« De l’administration de la sauvagerie » : comprendre la vision du monde de Daech

© مُحَمَد جليلة

Beaucoup a été écrit sur Daech ; peu se sont penchés sur l’idéologie qui présidait à son action, jugée trop irrationnelle ou criminelle pour être étudiée. La condamnation morale a été préférée à l’analyse rigoureuse de la vision du monde des dirigeants de l’Organisation de l’État islamique (OEI). Elle est pourtant riche d’enseignements quant à la spécificité de ce groupe armé par rapport à la nébuleuse islamiste qui couve au Moyen-Orient. Le chaudron vert de l’islam centrasiatique, publié aux éditions l’Harmattan (2020) par Yoann Nominé et David Gaüzere, se penche sur les représentations politiques, économiques, culturelles et philosophiques des djihadistes qui ont présidé à la création de l’État territorialisé de Daech (2014-2019). Les lignes suivantes sont extraites de cet ouvrage.

Les fondements idéologiques de Daech. L’application stricto sensu d’un manuel idéologique

La philosophie prend une place importante dans l’Organisation de l’État islamique (OEI), elle se traduit par le livre De l’administration de la sauvagerie et par la place que prend Ibn Khaldûn dans la pensée des djihadistes. Ceux-ci ont tenté de mettre ses fondements en pratique, avec plus ou moins de succès face à l’épreuve de la réalité. L’administration de l’« État » djihadiste, couplée à une ethnicisation poussée des fonctions en son sein, en est l’illustration.

De l’administration de la sauvagerie et la théorie d’Ibn Khaldûn sont d’une importance fondamentale pour comprendre l’ « État » djihadiste. De l’administration de la sauvagerie officie comme un véritable livre de sujet pour celui qui souhaite installer un État islamique sur les ruines d’un État disparu, et décrit comment le décomposer.

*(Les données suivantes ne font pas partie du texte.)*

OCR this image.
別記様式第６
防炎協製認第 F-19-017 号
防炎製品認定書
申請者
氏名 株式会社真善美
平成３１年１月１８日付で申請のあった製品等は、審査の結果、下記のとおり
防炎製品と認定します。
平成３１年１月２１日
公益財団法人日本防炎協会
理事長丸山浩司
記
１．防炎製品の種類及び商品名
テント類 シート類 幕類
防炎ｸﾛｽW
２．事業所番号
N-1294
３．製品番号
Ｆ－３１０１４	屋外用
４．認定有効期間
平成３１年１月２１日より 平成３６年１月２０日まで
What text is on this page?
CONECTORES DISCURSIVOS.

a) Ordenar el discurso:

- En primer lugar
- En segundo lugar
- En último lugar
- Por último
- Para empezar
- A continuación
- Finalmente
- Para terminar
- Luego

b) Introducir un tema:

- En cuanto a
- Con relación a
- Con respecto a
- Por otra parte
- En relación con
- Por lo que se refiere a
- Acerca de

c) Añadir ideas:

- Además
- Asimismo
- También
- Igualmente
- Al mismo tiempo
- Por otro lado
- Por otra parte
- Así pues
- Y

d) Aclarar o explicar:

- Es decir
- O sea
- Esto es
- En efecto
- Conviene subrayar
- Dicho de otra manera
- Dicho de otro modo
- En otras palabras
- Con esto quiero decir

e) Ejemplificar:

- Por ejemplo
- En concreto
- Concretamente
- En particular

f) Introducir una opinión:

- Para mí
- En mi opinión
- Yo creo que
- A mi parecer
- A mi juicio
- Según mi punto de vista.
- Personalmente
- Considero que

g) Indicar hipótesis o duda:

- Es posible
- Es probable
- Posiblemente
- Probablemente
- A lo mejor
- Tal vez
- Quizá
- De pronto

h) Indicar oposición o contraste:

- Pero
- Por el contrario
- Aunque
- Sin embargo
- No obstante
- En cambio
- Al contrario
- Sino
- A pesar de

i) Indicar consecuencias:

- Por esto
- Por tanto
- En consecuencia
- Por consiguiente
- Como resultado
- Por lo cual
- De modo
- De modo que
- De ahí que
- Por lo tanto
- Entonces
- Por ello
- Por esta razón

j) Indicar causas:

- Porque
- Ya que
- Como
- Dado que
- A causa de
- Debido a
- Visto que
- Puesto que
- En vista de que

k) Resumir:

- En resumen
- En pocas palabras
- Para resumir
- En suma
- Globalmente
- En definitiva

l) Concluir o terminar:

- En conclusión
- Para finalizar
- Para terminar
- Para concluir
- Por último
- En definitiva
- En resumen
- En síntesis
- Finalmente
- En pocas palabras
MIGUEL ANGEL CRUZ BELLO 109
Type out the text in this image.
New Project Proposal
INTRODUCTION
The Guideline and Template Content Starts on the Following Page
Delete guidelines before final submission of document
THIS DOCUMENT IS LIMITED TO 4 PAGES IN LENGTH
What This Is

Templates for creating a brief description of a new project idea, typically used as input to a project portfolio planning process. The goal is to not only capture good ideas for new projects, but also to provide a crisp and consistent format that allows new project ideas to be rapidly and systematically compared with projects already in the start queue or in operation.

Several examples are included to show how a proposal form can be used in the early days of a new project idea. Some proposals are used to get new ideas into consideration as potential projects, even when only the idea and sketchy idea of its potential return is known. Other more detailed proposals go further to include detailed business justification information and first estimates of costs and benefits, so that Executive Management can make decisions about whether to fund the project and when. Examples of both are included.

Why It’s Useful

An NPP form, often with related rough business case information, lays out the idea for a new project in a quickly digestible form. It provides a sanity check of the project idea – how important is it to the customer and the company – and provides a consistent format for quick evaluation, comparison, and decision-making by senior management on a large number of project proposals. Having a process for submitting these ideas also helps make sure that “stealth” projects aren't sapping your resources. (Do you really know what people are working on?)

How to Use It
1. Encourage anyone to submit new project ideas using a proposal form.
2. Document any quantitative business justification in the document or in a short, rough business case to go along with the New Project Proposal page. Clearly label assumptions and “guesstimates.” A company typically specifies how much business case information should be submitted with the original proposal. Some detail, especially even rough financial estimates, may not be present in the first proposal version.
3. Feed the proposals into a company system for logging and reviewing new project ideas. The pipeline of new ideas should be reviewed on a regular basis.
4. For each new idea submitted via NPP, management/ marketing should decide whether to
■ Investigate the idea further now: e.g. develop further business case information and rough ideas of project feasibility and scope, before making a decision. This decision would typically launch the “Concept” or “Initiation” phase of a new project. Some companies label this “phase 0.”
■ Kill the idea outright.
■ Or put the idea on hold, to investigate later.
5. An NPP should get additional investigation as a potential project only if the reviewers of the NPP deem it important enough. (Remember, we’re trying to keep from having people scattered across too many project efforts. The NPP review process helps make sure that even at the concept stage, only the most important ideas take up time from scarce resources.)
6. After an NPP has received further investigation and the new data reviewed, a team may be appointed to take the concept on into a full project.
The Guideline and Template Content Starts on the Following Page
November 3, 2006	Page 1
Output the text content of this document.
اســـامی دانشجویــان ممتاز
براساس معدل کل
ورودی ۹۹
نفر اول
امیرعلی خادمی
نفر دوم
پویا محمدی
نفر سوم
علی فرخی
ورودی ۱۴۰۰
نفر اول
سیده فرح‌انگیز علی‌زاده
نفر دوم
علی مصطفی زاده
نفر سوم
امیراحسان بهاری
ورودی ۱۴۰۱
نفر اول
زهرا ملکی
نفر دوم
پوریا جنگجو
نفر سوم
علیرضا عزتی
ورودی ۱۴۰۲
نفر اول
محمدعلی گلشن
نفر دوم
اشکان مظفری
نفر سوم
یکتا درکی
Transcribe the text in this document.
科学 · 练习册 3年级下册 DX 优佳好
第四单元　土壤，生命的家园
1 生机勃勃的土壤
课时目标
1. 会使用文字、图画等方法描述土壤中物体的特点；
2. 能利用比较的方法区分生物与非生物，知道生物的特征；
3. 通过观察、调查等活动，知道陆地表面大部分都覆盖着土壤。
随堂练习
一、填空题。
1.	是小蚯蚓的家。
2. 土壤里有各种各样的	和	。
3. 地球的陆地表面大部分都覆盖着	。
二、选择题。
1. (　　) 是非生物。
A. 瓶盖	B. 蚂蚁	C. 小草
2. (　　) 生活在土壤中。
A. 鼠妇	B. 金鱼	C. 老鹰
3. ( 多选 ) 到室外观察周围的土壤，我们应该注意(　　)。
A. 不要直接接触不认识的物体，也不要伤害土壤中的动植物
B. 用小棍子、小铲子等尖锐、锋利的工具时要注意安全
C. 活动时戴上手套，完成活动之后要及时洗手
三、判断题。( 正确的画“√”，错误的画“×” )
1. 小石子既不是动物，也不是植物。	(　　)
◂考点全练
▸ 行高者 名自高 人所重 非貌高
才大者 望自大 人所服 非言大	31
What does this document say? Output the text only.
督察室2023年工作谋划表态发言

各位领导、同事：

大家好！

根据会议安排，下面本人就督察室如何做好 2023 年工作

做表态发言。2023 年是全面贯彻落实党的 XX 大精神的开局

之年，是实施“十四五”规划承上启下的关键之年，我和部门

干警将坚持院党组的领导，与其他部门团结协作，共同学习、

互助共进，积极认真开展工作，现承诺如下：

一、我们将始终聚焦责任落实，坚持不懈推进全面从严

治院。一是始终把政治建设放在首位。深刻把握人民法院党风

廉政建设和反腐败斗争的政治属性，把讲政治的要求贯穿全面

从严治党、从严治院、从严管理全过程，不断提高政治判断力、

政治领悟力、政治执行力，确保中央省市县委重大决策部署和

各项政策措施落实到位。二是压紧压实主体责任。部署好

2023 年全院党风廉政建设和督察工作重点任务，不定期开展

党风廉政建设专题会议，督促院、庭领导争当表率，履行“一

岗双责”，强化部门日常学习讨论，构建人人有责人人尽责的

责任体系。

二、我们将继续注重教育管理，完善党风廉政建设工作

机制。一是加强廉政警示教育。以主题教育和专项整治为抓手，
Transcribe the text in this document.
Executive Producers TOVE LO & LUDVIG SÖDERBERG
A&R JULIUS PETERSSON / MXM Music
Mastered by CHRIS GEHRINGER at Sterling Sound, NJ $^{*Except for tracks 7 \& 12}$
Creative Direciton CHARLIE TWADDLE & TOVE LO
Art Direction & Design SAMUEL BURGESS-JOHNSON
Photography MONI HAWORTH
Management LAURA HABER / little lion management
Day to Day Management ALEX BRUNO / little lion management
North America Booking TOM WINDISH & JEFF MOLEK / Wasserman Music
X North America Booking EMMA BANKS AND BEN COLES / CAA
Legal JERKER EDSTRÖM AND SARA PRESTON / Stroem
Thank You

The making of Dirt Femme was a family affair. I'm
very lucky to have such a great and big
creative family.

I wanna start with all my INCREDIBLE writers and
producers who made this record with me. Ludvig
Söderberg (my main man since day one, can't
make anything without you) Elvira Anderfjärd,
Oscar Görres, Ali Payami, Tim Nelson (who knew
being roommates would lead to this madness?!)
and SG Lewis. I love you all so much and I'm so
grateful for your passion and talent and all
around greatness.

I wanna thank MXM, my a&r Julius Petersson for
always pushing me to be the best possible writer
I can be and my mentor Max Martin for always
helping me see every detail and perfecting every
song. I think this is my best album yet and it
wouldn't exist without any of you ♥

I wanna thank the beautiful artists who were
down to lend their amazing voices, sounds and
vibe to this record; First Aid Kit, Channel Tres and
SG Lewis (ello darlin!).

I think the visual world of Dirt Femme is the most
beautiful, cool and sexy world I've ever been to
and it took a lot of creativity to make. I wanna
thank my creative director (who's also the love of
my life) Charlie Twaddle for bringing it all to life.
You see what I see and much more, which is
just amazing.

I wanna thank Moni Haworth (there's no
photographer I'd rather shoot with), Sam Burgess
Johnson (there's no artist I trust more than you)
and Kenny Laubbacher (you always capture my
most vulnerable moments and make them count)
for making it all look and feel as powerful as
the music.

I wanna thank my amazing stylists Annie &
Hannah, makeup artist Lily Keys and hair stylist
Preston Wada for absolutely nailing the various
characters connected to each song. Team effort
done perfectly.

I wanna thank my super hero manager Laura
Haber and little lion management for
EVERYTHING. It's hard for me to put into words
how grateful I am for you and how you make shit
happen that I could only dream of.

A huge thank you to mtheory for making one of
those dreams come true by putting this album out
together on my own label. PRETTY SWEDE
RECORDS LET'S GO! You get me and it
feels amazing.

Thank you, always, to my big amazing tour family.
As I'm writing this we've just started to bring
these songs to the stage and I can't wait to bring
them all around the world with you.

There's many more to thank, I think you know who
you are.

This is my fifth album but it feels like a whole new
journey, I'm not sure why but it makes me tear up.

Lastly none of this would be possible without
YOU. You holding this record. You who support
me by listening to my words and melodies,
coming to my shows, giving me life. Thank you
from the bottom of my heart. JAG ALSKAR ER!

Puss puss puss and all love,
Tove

De l’administration de la sauvagerie, la territorialisation comme solution politique.

De l’administration de la sauvagerie est un ouvrage qui aurait été rédigé en 2004 par Abu Bakr Naji, proche d’Ayman al-Zawahiri. L’auteur présumé, que l’on considérait comme un propagandiste d’al-Qaïda était également connu sous le nom d’Abu Jihad al-Masri ; il a trouvé la mort au Waziristan du Nord en 2008. Cependant, la véritable identité de l’auteur laisse place au doute, et « Abu Bakr Naji » pourrait référer au pseudonyme d’une collectivité. Quoi qu’il en soit, si nous ne sommes pas certains de la véritable identité de l’auteur, l’influence de la pensée exprimée dans le livre est telle que l’œuvre est habituellement nommée « le livre de chevet des djihadistes ». Elle se décompose en trois étapes qui partent de la mise en place d’un état de violence extrême pour ensuite déboucher sur le retour du califat.

Couverture du livre

En premier lieu, l’auteur insiste sur la préparation et les études préliminaires que doit effectuer l’apprenti djihadiste avant d’intenter toute action. Le guerrier saint doit également rester en communication constante avec les autres djihadistes déjà présents sur le terrain. Enfin, le livre met l’accent sur l’entraînement des combattants, qui doivent s’auréoler d’emblée d’une réputation de soldats redoutables pour être crédibles.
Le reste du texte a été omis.